EU Craft Successfully Hits The Moon
An anonymous reader writes "SMART-1 has hit the Moon , just as planned and — even better — the impact threw out a bright infrared that was seen by the Canada-France-Hawaii Telescope in Hawaii. There's an animation of the images grabbed by the telescope. Scientists now hope to analyse the chemistry of the rock ejected by the crash. If only you could dump old cars in such a useful way."
This can only be seen as great news for the ion drive. SMART-1 spiralled around the Moon exactly as planned, and was targetted at the Sea of Excellence with utmost precision. Perhaps we'll be seeing more probes with tiny amounts of fuel in the near future...?

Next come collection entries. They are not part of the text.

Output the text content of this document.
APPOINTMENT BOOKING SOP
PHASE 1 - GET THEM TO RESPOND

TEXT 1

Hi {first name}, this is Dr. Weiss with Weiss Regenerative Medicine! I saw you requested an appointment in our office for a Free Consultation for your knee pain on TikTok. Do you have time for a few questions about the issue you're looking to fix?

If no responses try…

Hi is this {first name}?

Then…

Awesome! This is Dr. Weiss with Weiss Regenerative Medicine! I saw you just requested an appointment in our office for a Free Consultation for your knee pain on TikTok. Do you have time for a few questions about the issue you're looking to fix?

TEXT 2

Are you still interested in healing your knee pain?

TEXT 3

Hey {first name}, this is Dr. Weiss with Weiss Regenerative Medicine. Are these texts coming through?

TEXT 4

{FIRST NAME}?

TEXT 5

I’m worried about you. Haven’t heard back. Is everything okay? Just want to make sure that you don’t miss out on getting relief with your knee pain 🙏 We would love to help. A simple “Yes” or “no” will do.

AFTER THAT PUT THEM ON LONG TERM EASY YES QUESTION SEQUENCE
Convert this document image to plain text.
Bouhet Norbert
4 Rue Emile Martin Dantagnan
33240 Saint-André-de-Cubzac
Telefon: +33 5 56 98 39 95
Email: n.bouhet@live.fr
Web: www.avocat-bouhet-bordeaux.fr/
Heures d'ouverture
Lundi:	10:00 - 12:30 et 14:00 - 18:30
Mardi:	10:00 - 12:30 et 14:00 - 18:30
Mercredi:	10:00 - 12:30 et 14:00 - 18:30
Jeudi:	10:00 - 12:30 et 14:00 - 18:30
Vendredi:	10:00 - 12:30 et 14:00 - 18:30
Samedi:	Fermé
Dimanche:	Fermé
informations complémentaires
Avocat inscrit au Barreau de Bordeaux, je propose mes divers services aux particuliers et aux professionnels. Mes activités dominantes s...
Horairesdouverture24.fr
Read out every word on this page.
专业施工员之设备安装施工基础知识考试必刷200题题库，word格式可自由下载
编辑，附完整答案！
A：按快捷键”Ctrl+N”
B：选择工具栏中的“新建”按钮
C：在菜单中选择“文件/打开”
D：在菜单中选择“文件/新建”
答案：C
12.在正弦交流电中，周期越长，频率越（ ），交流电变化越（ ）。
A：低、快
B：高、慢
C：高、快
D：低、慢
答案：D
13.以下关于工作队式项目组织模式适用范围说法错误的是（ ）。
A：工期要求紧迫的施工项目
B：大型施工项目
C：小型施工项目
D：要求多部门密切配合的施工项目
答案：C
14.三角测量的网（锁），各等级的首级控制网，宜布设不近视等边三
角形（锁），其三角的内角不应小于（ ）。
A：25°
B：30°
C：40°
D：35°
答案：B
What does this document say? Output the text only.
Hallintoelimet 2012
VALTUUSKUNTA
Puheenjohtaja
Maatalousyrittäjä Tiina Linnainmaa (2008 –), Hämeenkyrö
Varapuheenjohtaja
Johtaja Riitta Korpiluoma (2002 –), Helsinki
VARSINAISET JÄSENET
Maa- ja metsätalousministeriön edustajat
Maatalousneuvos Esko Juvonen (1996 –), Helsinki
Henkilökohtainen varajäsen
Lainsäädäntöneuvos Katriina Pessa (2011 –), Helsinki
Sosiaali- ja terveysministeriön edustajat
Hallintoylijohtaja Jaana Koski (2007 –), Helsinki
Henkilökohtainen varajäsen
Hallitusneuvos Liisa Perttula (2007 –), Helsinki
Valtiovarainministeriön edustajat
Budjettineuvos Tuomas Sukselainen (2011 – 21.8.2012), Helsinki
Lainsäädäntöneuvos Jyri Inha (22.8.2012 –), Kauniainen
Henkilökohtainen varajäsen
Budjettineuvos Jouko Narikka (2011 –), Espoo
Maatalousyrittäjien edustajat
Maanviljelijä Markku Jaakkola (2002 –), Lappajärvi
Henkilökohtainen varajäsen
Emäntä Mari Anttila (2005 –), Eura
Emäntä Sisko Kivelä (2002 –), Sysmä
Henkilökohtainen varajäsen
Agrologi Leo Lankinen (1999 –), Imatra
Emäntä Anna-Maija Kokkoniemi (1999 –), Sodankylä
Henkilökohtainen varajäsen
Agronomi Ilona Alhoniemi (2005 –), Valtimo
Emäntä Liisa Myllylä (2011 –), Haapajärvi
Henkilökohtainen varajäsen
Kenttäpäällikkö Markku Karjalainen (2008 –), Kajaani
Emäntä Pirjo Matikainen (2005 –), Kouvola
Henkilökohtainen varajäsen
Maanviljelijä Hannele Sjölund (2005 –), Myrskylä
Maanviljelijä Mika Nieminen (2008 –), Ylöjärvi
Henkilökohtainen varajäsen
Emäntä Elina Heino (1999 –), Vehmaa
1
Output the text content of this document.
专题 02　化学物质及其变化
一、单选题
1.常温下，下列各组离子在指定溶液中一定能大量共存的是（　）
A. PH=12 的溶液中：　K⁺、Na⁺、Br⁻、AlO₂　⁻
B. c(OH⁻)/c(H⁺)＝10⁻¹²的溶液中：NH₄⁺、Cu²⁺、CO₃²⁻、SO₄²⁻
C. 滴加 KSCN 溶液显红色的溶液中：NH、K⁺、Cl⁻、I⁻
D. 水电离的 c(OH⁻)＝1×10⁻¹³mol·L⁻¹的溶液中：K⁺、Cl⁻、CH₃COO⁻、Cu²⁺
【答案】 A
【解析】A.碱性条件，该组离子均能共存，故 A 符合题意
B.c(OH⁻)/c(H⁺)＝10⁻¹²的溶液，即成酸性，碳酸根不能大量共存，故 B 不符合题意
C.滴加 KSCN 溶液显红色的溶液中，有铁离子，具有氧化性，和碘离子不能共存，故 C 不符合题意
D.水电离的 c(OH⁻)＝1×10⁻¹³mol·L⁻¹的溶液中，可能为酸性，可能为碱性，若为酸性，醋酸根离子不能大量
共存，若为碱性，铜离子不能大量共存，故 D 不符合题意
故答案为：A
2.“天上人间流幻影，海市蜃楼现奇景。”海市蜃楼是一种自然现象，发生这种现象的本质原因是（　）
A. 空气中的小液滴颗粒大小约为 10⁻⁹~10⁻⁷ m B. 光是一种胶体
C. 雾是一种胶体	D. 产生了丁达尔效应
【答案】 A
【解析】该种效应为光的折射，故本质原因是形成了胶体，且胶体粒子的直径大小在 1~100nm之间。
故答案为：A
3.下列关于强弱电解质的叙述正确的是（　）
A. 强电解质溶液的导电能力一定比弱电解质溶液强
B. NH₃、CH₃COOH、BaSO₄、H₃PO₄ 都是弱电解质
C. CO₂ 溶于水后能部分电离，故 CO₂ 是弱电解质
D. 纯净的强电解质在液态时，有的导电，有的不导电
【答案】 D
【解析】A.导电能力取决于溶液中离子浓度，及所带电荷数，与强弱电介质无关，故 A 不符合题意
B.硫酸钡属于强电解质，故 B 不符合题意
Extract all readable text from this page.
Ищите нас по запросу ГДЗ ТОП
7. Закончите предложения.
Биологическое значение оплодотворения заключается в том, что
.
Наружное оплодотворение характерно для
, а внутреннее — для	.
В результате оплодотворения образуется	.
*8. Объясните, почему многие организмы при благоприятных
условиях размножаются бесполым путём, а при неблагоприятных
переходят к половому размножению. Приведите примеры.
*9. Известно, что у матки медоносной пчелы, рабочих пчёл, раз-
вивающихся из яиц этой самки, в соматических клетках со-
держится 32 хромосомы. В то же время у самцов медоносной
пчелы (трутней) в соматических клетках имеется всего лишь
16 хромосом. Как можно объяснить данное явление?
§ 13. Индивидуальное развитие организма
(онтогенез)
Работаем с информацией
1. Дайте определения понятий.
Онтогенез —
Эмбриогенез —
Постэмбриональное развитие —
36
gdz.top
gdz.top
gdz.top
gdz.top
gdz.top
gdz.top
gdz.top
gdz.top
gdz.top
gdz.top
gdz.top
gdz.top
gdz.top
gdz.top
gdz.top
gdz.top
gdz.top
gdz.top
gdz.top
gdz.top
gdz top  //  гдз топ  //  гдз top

The dust is certainly interesting to study, but I should say the ion propulsion engine on board is also a very interesting development. Maybe further development/use of this engine will lead to faster/more frequent/lower-cost space missions than now. Good thing NASA is slating ion propulsion for future unmanned missions ... it would be interesting if Orion (or whatever that thing is called) can use ion propulsion once it clears Earth's gravitational force.
Cogito, ergo sum, fosho!
Attach a stone in the end of string. Hold the string and make the stone cirkle around your hand. Now try to make the stone hit your hand. Very easy, right?
Strangely enough other spacecraft have missed before.
Watch me being confused: "new" technology (ion engine) was flown to space numerous times in the past:
http://en.wikipedia.org/wiki/Hall_effect_thruster
You notice it's always "WE landed on the moon", but "the government" is fucking up things? "OUR team scored! Hooray!" at the start of the match, but "I can't believe THEY lost" at the end...?
Just an interesting observation. I call it "inclusive gain" and "exclusive loss".